Sunday, January 25, 2009

cops and reporters

Part of my job Saturday nights is to spend a couple hours driving to four area police stations to collect lists of everyone who has been arrested and why they were charged since a colleague made the rounds the previous day. The task lends an interesting perspective on police and crime; I develop bantering relationships with some of the cops working the same delightful Saturday shift ("How are you?" "Not as good as I'll be at 10:30"), and I become a semi-insider. I don't get treated with the same courtesy as the public but, in return, I get more sincerity.

These months of contact mean I think more like a cop than a lay person. When I pass car accidents, I scan the scene, looking for the number of ambulances and where they came from in lieu of rubbernecking at the damage.
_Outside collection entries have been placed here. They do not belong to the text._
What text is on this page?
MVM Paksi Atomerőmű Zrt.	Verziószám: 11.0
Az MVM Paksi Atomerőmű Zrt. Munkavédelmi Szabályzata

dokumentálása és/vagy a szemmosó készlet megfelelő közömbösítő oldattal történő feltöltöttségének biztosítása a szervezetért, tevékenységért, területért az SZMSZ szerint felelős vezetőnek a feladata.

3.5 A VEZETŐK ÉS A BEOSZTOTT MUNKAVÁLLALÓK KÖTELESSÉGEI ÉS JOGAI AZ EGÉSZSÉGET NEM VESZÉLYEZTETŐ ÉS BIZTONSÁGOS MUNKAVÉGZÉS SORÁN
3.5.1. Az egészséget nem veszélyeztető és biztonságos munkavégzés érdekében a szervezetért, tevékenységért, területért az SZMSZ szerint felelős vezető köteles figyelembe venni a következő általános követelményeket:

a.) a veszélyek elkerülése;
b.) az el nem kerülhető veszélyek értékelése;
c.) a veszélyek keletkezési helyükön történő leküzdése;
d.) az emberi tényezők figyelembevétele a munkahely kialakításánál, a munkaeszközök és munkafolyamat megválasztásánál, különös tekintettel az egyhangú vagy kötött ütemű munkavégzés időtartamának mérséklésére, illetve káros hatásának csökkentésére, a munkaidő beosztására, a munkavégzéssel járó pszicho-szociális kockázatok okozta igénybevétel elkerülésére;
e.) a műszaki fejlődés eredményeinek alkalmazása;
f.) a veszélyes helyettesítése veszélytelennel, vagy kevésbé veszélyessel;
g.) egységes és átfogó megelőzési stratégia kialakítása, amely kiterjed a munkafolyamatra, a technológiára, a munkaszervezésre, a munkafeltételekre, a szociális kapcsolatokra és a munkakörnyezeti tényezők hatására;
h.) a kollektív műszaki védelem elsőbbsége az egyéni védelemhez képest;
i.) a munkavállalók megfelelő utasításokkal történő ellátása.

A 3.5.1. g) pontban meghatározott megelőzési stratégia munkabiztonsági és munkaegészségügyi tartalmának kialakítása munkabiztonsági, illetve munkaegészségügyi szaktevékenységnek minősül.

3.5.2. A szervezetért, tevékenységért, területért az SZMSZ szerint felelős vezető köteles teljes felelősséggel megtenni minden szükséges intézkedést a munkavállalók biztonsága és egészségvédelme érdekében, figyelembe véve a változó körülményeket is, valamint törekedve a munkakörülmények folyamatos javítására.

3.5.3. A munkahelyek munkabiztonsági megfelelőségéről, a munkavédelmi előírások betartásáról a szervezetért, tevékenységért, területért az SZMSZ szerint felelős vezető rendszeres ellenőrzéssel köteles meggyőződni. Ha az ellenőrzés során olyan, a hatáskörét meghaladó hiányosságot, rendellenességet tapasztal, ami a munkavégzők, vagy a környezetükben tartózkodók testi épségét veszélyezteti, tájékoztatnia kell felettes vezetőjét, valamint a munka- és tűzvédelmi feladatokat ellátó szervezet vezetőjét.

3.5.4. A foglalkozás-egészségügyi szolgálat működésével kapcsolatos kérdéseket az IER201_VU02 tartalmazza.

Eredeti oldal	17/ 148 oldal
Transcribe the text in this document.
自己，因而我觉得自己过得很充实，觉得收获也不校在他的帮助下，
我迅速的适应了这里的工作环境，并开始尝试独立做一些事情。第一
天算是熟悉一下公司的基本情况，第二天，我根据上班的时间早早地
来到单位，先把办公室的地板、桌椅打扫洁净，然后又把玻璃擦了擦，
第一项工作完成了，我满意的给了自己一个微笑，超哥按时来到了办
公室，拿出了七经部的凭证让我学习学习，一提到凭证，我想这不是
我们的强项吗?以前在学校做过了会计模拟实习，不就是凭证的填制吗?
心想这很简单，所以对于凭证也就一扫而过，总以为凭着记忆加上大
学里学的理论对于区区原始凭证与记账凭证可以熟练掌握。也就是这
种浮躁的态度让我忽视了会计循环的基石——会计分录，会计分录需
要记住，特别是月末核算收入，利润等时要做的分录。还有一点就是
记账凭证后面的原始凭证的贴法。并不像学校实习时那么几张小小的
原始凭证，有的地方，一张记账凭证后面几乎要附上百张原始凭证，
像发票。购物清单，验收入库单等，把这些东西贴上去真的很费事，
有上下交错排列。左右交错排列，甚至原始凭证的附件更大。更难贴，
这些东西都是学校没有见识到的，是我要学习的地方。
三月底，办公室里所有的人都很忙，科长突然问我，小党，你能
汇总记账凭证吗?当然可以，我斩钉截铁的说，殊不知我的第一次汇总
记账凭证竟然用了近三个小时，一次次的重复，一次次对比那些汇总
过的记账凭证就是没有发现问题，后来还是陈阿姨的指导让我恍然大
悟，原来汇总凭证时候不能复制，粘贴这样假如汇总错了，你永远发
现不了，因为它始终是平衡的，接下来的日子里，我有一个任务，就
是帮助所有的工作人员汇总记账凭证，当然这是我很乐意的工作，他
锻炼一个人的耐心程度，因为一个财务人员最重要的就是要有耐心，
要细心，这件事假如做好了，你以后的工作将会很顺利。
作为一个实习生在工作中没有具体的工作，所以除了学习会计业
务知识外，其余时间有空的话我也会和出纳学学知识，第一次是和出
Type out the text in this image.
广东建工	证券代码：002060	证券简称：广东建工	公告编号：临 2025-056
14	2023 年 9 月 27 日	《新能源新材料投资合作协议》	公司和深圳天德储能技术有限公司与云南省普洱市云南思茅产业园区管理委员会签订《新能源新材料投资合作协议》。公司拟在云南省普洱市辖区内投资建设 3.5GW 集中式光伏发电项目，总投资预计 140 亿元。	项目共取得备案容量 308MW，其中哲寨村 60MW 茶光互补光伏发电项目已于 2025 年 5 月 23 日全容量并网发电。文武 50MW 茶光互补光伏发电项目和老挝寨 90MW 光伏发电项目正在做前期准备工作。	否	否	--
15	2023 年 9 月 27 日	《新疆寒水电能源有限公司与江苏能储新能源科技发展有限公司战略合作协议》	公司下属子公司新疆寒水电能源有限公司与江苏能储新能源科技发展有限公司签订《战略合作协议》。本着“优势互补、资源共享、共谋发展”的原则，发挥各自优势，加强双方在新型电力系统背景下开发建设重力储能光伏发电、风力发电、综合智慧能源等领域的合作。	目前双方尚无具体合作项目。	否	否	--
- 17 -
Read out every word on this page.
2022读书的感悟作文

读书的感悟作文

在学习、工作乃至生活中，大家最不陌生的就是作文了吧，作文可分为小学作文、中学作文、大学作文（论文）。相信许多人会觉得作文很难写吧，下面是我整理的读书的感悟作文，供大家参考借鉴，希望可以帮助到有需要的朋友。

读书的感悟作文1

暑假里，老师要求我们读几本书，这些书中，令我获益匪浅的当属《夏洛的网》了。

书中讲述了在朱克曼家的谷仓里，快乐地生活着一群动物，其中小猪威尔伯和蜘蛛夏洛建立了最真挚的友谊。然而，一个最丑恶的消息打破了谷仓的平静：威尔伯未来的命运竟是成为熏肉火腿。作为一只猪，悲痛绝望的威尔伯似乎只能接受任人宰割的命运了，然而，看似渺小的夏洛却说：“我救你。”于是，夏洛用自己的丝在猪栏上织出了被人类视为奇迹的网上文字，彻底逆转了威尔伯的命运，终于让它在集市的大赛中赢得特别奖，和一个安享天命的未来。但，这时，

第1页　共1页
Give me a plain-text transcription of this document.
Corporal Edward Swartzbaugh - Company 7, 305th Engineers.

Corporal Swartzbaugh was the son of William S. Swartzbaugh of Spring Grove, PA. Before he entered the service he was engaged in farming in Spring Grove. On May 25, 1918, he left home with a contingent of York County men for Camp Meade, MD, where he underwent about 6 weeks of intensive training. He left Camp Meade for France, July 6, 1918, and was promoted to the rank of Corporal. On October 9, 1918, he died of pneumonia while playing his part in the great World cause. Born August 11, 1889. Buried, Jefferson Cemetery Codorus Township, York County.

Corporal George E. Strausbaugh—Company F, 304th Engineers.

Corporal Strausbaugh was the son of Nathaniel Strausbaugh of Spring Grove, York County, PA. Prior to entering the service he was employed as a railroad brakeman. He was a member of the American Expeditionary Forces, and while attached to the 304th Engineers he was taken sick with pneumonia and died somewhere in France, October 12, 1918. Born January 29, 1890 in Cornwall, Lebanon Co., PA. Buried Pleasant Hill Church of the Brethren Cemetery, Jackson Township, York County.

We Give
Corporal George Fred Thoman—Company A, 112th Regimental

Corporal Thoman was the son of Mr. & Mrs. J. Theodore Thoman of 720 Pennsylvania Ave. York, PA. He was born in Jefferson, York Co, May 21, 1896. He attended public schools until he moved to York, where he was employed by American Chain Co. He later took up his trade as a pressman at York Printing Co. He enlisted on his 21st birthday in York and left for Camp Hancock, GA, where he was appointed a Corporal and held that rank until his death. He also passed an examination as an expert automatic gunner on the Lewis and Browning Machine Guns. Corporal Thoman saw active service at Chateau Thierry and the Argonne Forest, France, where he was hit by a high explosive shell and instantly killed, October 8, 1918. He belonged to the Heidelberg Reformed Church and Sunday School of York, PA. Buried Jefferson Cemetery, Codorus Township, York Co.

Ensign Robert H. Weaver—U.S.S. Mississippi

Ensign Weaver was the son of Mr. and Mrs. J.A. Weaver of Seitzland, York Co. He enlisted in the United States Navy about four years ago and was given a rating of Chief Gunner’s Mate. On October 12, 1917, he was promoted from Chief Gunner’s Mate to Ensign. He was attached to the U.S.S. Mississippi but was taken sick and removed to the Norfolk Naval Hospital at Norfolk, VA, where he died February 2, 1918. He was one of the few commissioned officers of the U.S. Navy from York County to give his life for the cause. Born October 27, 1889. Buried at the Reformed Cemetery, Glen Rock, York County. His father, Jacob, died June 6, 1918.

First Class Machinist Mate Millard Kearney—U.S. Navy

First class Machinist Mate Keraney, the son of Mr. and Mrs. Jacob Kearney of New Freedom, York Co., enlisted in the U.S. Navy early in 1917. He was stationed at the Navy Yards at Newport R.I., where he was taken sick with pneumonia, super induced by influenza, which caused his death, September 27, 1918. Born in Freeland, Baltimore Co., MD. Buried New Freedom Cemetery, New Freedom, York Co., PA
Whether people are hurt enough to go to the hospital or if a main road is closed during cleanup is more important than the dramatic look of a crushed car.

Either way, like police, reporters banter about crime and destruction to make it digestible. A policewoman and I joke about the unflattering cut of her mandatory bulletproof vest. The next day I see her in the photo of the incident I helped cover where a mentally ill man stabbed his mother repeatedly with a kitchen knife, outside, in (as they say) broad daylight.

Last night when I entered the New London station, the bail bondsman was there, surrounded by a lobby full of thugs who spent the past day or so in jail and were waiting to be sprung. As they waited their turn, they bantered about the relative comforts of area jails. I stood among them, copying the day's arrests from the illegible police log book into my notes, probably writing the names of the men around me.